According to the representative, domestic violence is not considered a serious crime, but rather a social problem, by the general public and by the police. As a result, there is a negative social stigma attached to women who bring complaints of abuse against their partners. Furthermore, any legal remedy available is not frequently pursued because of costs and the fact that women in abusive situations are often dependent on the abusive partner for support. In addition, because spousal abuse cases are held in open court, some women are fearful of exposing what may seem to them to be a private matter (ibid.).

Under Grenadian law, a case is dropped by the police if the charges are withdrawn by the complainant. The representative said it is not uncommon for charges to be withdrawn because the couple has reconciled, or because the abuse has stopped and the spouse no longer wishes to pursue the original charge (ibid.). The representative also stated that the police may be wary of taking spousal abuse cases seriously because charges may be withdrawn (ibid.). Limited police resources can also impede investigation of marital abuse cases, the representative stated.

A member of A Group of Concerned Women, a Grenada women's organization, corroborated the report of the representative of the Legal Aid and Counselling Clinic in a telephone interview (21 Feb. 1995). The member, who is currently studying the issue of violence against women in Grenada also noted that the current law does not recognize spousal rape as a crime (ibid.). In addition, psychological, verbal or mental abuse is generally not seen as spousal abuse either by the law, or by the general public (ibid.).

Both sources provided the following information on available facilities.
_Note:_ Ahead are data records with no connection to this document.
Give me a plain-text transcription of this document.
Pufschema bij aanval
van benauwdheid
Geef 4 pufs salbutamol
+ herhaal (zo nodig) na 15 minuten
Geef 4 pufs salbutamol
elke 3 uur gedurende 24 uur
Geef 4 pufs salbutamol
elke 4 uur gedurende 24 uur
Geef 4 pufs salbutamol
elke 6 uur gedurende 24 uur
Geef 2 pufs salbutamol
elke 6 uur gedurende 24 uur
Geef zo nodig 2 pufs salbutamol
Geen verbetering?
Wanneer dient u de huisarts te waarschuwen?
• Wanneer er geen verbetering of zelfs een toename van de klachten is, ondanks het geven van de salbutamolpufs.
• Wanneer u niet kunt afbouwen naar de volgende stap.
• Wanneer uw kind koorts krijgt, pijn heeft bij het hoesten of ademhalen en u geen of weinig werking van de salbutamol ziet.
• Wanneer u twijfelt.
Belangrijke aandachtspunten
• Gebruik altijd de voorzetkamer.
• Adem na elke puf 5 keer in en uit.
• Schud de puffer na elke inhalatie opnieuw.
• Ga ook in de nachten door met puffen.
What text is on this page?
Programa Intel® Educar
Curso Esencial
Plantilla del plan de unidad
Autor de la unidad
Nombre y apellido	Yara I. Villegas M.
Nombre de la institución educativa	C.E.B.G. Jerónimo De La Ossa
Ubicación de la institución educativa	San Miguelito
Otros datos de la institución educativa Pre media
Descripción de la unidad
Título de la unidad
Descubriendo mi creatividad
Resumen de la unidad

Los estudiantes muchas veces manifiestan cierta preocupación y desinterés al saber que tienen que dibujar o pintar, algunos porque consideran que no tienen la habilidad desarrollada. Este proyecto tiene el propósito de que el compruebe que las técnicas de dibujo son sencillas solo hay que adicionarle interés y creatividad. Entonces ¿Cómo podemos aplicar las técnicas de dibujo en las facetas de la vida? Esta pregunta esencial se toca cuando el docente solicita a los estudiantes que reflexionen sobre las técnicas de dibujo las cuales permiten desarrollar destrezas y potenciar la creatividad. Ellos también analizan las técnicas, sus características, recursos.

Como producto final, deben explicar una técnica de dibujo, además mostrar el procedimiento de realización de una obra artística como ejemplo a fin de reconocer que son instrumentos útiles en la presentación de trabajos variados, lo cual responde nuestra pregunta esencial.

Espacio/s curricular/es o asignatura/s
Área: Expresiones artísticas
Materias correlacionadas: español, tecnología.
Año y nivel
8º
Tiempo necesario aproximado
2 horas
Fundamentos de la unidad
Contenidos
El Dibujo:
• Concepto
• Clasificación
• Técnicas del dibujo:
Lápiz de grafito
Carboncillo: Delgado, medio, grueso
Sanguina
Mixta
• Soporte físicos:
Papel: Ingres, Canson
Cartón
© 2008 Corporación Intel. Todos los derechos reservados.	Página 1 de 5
They stated that there are few facilities for abused spouses. There are no shelters so it is difficult for women to leave abusive partners unless they can stay with friends or relatives. Furthermore, women who are dependent on their partners for financial support and that of their children, usually cannot afford to leave. Legal aid and counselling is available, but resources are limited, the two sources stated. Legal aid is provided for those earning less than 4 000 EC dollars annually. A telephone hotline had to disband last year when funding ran out, according to the member of the women's group.

This response was prepared after researching publicly accessible information currently available to the DIRB within time constraints. This response is not, and does not purport to be, conclusive as to the merit of any particular claim to refugee status or asylum.


A Group of Concerned Women, St. George's. 21 February 1995. Telephone interview with representative.

Legal Aid and Counselling Clinic, St. George's. 21 February 1995. Telephone interview with representative.